Bien que l’action du gouvernement biélorusse soit clairement illégale, elle n’est pas sans précédent, comme l’a souligné le journaliste Glenn Greenwald sur son site. En effet, les responsables américains et européens qui la condamnent à juste titre aujourd’hui avaient agi de façon similaire, en août 2013. Le président américain Barack Obama avait alors poussé les gouvernements français, italien et espagnol à interdire l’avion d’Evo Morales, qui revenait de Russie, de survoler leurs espaces aériens, le forçant à faire demi-tour et à atterrir à Vienne, en Autriche. Les services américains l’attendaient avec un mandat d’arrêt contre le lanceur d’alerte Edward Snowden, qu’Obama croyait à tort être présent à bord de l’avion présidentiel bolivien.

L’activiste Roman Protasevich, arrêté le 24 mai par le gouvernement biélorusse, avait intégré le bataillon néo-nazi Azov en Ukraine.

La différence de traitement de Snowden et de Protasevich est évidemment géopolitiquement intéressée. Car tandis que le premier dénonce courageusement la dérive impérialiste et autoritaire de la NSA et du GCHQ (la NSA britannique), le second est l’un des principaux acteurs de la tentative de « révolution de couleur  » lancée en Biélorussie en août 2020, avec la bénédiction des services anglo-américains.

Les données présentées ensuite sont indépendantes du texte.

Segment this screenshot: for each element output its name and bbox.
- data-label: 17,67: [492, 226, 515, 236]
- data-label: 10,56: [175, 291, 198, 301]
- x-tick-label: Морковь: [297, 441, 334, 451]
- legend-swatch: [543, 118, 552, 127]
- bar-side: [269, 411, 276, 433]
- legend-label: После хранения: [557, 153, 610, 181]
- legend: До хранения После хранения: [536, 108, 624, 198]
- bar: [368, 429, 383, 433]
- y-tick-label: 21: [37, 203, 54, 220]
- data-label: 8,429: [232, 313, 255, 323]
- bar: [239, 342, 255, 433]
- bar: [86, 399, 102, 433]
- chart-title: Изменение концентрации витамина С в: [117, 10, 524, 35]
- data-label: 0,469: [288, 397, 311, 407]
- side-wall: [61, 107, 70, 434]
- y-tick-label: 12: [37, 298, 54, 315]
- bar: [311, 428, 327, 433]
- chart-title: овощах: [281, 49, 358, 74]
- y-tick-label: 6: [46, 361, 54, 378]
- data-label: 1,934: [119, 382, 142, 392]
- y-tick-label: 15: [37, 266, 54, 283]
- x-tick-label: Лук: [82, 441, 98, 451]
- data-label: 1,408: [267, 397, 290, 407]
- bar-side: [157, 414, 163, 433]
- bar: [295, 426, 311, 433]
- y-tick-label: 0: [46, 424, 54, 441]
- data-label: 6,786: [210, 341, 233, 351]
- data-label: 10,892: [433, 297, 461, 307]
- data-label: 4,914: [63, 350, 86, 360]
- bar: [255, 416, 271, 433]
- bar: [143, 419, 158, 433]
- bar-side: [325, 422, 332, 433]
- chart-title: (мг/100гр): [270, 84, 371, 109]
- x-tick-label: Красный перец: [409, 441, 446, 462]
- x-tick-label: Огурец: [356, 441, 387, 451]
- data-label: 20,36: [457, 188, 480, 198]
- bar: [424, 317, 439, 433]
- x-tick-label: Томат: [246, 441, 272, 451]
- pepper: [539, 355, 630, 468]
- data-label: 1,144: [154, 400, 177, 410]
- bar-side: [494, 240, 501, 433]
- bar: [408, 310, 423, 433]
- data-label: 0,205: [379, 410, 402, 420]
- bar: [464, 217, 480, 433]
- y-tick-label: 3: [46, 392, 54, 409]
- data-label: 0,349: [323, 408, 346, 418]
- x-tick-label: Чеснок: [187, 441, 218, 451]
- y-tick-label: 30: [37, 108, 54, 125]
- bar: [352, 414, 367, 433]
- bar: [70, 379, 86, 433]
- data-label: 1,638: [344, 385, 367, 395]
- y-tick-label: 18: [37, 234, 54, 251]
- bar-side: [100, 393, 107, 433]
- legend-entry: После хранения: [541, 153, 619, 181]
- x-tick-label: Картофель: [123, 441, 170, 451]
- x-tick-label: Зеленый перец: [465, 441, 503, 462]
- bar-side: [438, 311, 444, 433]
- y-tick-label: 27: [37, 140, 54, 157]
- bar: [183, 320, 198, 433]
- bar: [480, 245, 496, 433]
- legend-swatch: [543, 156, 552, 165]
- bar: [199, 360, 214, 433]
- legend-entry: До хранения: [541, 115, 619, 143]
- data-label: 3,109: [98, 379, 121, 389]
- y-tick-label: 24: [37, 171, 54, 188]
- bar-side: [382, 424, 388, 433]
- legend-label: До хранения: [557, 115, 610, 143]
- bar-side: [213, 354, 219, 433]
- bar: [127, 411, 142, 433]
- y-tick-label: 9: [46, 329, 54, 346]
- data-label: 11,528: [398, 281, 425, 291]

Le nom de Protasevich est apparu dans le contexte de la chaîne Telegram Nexta qui, du jour au lendemain, avec son million d’abonnés, est devenue la voix de l’opposition biélorusse. Et le gouvernement le poursuit pour incitation aux émeutes, ce pour quoi il encourt une peine de quinze ans de prison.

On pourrait s’étonner du fait qu’aucun média n’a jugé nécessaire de préciser que Roman Protasevich est un extrémiste, proche de groupes d’extrême-droite — ce qui est pourtant de notoriété publique. Il est notamment sympathisant du détachement de Pahonia, une milice biélorusse qui a combattu aux côtés du bataillon néo-nazi Azov dans la guerre civile ukrainienne, et il a personnellement participé aux manifestations de Maidan à Kiev au cours de l’hiver 2013-2014. En mars 2017, on a pu l’apercevoir dans une manifestation anti-Loukachenko, paradant en plein milieu du black block néonazi.

Comme quoi les ennemis de mes ennemis sont mes amis, même s’ils sont nazis ; et ça ne dérange aucun Bernard Henri-Levy !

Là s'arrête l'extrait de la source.